Cellular treatment and transfection
miR-inhibitor-nc, miR-3587-inhibitor, and a riboFECT™ CP Transfection Kit were purchased from RiboBi. NRK-52E cells in the logarithmic phase of growth were plated in 6-well plates and subjected to the following four treatment conditions: control, HR, HR + miRNA-inhibitor-nc transfection, and HR + miR-3587-inhibitor transfection. Cells were transfected with miRNA-inhibitor-nc and miR-3587-inhibitor constructs that were prepared based on provided kit directions. Briefly, after 12 h when cells were adherent and 50% confluent, the miRNA-inhibitor-nc or miR-3587-inhibitor transfection mixtures were applied and cells were incubated for 24 h. In this experiment, the HR model system was established as above, with the appropriate transfection mixture being added when the media was changed. For an overview of this experimental protocol, see Figure 7B.
Western blotting
RIPA buffer (Applygen, C1053) was used to harvest protein from appropriately treated cells, with protein levels in these extracts being quantified with a BCA kit (Applygen, P1511). Equal amounts of protein were then separated via 10% SDS-PAGE (20 μg/lane) and transferred to PVDF membranes (Millipore, IPVH00010 Immobilon-P Transfer Membrane) with a wet transfer system using 300 mA. Blots were blocked with 5% non-fat milk for 1 h at room temperature, followed by overnight incubation with primary antibodies (anti-HMOX1, Abcam, ab68477; anti-GPX4, Abcam, ab125066) at 4°C. Following three washes with TBST, membranes were incubated with HRP-conjugated secondary antibodies (ProteinTech, sa00001-2) for 1 h at room temperature. After three additional washes in TBST, Super ECL Prime (US EVERBRIGHT, S6008) was used to detect protein bands together with a BIO-RAD imaging system. ImageJ v1.8.0 (National Institutes of Health) was used for densitometric analyses of protein bands.
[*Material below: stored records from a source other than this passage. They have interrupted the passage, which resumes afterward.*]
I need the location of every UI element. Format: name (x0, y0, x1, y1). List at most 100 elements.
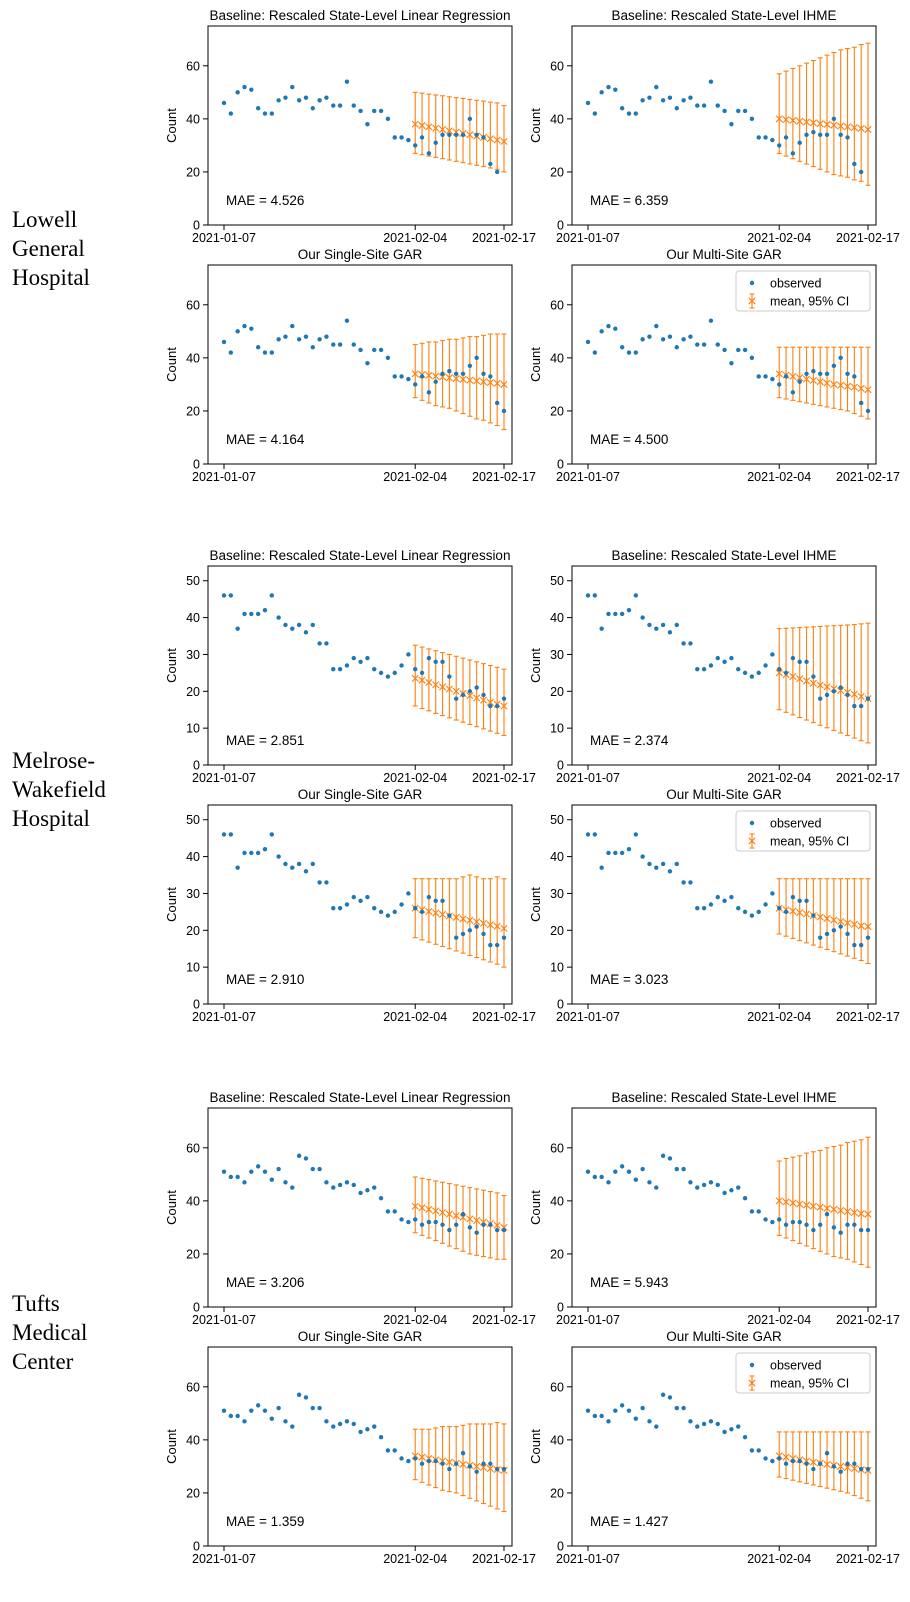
legend-forecast-label: mean, 95% CI (770, 1377, 849, 1391)
subplot: Our Multi-Site GAR 0 20 40 60 Count 2021-01-07… (528, 1329, 900, 1566)
observed-point (592, 1174, 598, 1180)
observed-point (626, 1169, 632, 1174)
observed-point (419, 374, 425, 379)
observed-point (777, 666, 782, 672)
observed-point (674, 861, 679, 867)
y-axis-label: Count (164, 108, 179, 143)
subplot-title: Our Single-Site GAR (298, 247, 423, 262)
subplot: Baseline: Rescaled State-Level IHME 0 20 40… (528, 8, 900, 245)
observed-point (242, 323, 247, 329)
subplot: Our Single-Site GAR 0 20 40 60 Count 2021-01-0… (164, 1329, 536, 1566)
mean-marker (850, 383, 858, 391)
observed-point (221, 1169, 227, 1174)
observed-point (845, 1222, 850, 1227)
mean-marker (789, 907, 797, 915)
observed-point (460, 692, 466, 698)
observed-point (592, 593, 598, 598)
observed-point (392, 374, 397, 379)
y-tick-label: 20 (550, 924, 564, 938)
observed-point (701, 1421, 707, 1427)
observed-point (262, 111, 268, 116)
observed-point (494, 942, 500, 948)
legend-mean-marker (748, 837, 756, 845)
observed-point (647, 861, 652, 867)
observed-point (613, 850, 618, 856)
observed-point (440, 132, 445, 137)
observed-point (715, 894, 720, 900)
mean-marker (796, 675, 804, 683)
mean-marker (816, 120, 824, 128)
axes-frame (571, 264, 877, 465)
y-axis-label: Count (528, 887, 543, 922)
mae-annotation: MAE = 3.023 (590, 972, 668, 987)
mean-marker (843, 123, 852, 131)
mean-marker (850, 690, 858, 698)
observed-point (242, 611, 247, 617)
mean-marker (500, 380, 508, 388)
observed-point (276, 337, 281, 342)
observed-point (599, 1174, 604, 1180)
observed-point (715, 1421, 720, 1427)
legend-forecast-label: mean, 95% CI (770, 835, 849, 849)
observed-point (654, 865, 659, 870)
observed-point (824, 692, 830, 698)
observed-point (585, 832, 591, 837)
y-tick-label: 0 (193, 1540, 200, 1554)
observed-point (626, 1408, 632, 1413)
mae-annotation: MAE = 4.500 (590, 432, 668, 447)
observed-point (640, 854, 645, 859)
observed-point (756, 670, 761, 676)
observed-point (399, 1456, 404, 1461)
y-tick-label: 0 (193, 1301, 200, 1315)
observed-point (633, 350, 639, 355)
observed-point (688, 1180, 693, 1185)
observed-point (385, 674, 391, 679)
mean-marker (843, 1207, 852, 1216)
observed-point (501, 1227, 507, 1233)
observed-point (838, 355, 843, 361)
observed-point (674, 106, 679, 111)
y-axis-label: Count (528, 1429, 543, 1464)
hospital-label-line: Wakefield (12, 777, 106, 802)
observed-point (701, 103, 707, 108)
mean-marker (432, 909, 440, 917)
y-axis-label: Count (164, 1429, 179, 1464)
observed-point (344, 902, 350, 907)
observed-point (770, 137, 775, 143)
observed-point (777, 1456, 782, 1461)
subplot-title: Our Single-Site GAR (298, 1329, 423, 1344)
observed-point (763, 1217, 768, 1222)
observed-point (419, 1461, 425, 1466)
observed-point (797, 1219, 802, 1225)
observed-point (385, 1209, 391, 1214)
observed-point (269, 1177, 275, 1182)
legend: observed mean, 95% CI (735, 1352, 871, 1394)
mean-marker (432, 124, 440, 132)
mean-marker (452, 687, 460, 695)
y-axis-label: Count (164, 1190, 179, 1225)
observed-point (585, 593, 591, 598)
observed-point (640, 337, 645, 342)
mean-marker (837, 686, 845, 695)
legend-observed-label: observed (770, 1359, 821, 1373)
y-tick-label: 0 (557, 219, 564, 233)
observed-point (831, 116, 837, 122)
observed-point (447, 1227, 452, 1233)
axes-frame (571, 25, 877, 226)
observed-point (337, 103, 343, 108)
observed-point (296, 1392, 302, 1397)
mean-marker (857, 384, 865, 392)
y-tick-label: 30 (186, 887, 200, 901)
mae-annotation: MAE = 1.359 (226, 1514, 304, 1529)
y-tick-label: 60 (550, 59, 564, 73)
observed-point (433, 1458, 438, 1464)
observed-point (488, 703, 493, 709)
mean-marker (830, 1205, 838, 1213)
observed-point (235, 329, 240, 334)
observed-point (824, 931, 830, 937)
axes-frame (571, 1346, 877, 1547)
observed-point (501, 408, 507, 414)
mean-marker (850, 920, 858, 928)
observed-point (255, 106, 261, 111)
legend-box (735, 1352, 871, 1394)
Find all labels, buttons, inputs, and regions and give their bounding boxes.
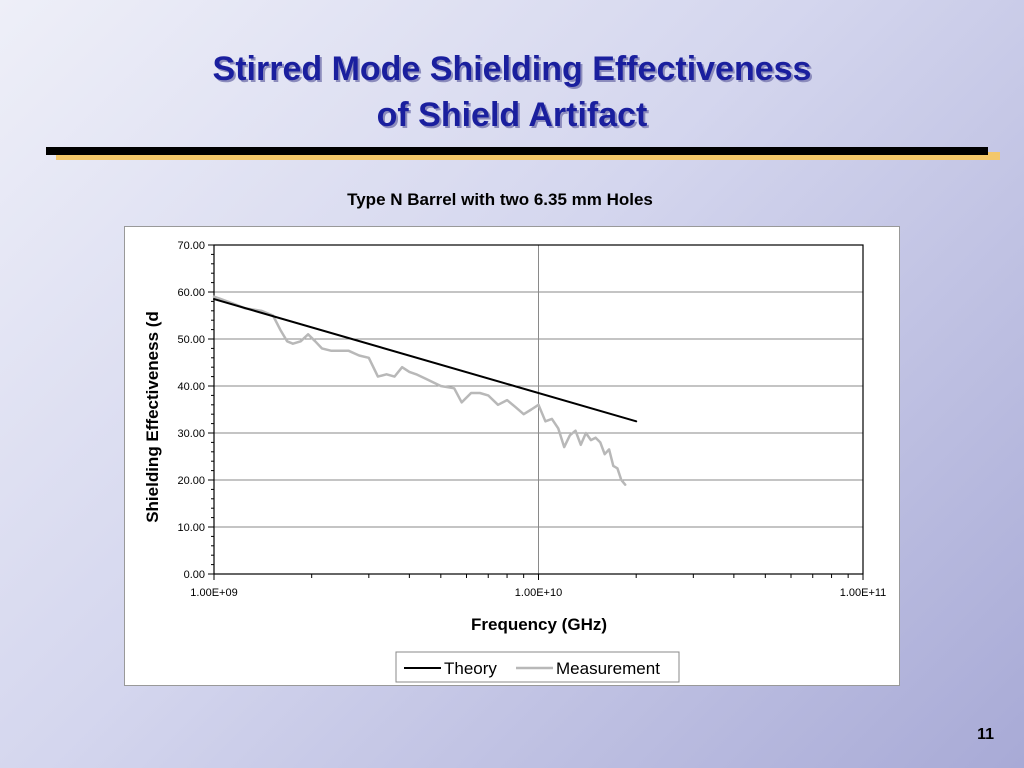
chart-svg: 0.00 10.00 20.00 30.00 40.00 50.00 60.00 70.00 1… [143,240,886,683]
series-line-measurement [212,295,627,486]
page-number: 11 [977,726,994,743]
y-tick-label: 70.00 [177,240,205,252]
legend-items: Theory Measurement [404,659,660,678]
chart-panel: 0.00 10.00 20.00 30.00 40.00 50.00 60.00 70.00 1… [124,226,900,686]
series-layer [212,295,638,486]
y-tick-label: 0.00 [184,569,205,581]
slide-title: Stirred Mode Shielding Effectiveness of … [0,46,1024,138]
title-underline-black [46,147,988,155]
grid-layer [213,244,864,575]
legend-label-measurement: Measurement [556,659,660,678]
legend-label-theory: Theory [444,659,497,678]
slide-title-line-1: Stirred Mode Shielding Effectiveness [212,50,812,88]
y-tick-label: 40.00 [177,381,205,393]
y-tick-label: 50.00 [177,334,205,346]
x-tick-label: 1.00E+09 [190,587,237,599]
y-tick-label: 30.00 [177,428,205,440]
x-axis-title: Frequency (GHz) [471,615,607,634]
title-underline-gold [56,152,1000,160]
x-tick-label: 1.00E+10 [515,587,562,599]
y-tick-label: 60.00 [177,287,205,299]
series-line-theory [213,298,638,423]
x-tick-label: 1.00E+11 [840,587,887,599]
chart-title: Type N Barrel with two 6.35 mm Holes [347,190,653,209]
slide-title-line-2: of Shield Artifact [376,96,648,134]
tick-layer: 0.00 10.00 20.00 30.00 40.00 50.00 60.00 70.00 1… [177,240,886,599]
y-axis-title: Shielding Effectiveness (d [143,311,162,523]
y-tick-label: 20.00 [177,475,205,487]
y-tick-label: 10.00 [177,522,205,534]
chart-legend: Theory Measurement [395,651,680,683]
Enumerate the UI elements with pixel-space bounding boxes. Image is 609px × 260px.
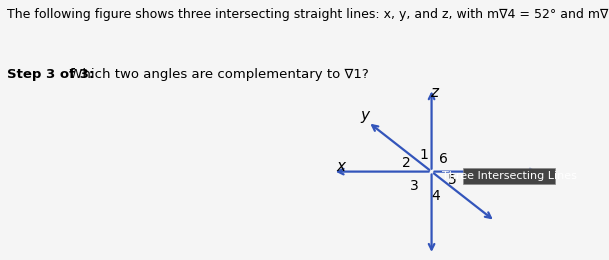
Text: 4: 4 xyxy=(431,188,440,203)
Text: 6: 6 xyxy=(438,152,448,166)
Text: Which two angles are complementary to ∇1?: Which two angles are complementary to ∇1… xyxy=(65,68,369,81)
Text: Three Intersecting Lines: Three Intersecting Lines xyxy=(442,171,577,181)
Text: 1: 1 xyxy=(420,148,428,162)
Text: 5: 5 xyxy=(448,173,457,187)
Text: 2: 2 xyxy=(402,156,411,170)
Text: x: x xyxy=(336,159,345,174)
Text: z: z xyxy=(430,85,438,100)
Text: Step 3 of 3:: Step 3 of 3: xyxy=(7,68,94,81)
FancyBboxPatch shape xyxy=(463,168,555,184)
Text: The following figure shows three intersecting straight lines: x, y, and z, with : The following figure shows three interse… xyxy=(7,8,609,21)
Text: y: y xyxy=(361,108,370,123)
Text: 3: 3 xyxy=(409,179,418,193)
Analyses of cell viability, malondialdehyde (MDA) levels, and mitochondrial membrane potential (MMP)
Following successful cellular transfection and HR model establishment as detailed above, cell viability and MDA content were respectively analyzed using a cell counting kit-8 kit (CCK-8, Abmole, M4839) and an MDA determination kit (Nanjing Jiancheng, A003-1-2). Changes in MMP were assessed with an Olympus IX71 fluorescence microscope based on the directions provided with the JC-1 MMP assay kit (Abmole, ab113850).
Statistical analysis
GraphPad Prism 8.3.0 was used for all analyses, and experiments were repeated in triplicate. Differences between groups were compared via one-way ANOVAs, with P < 0.05 as the significance threshold.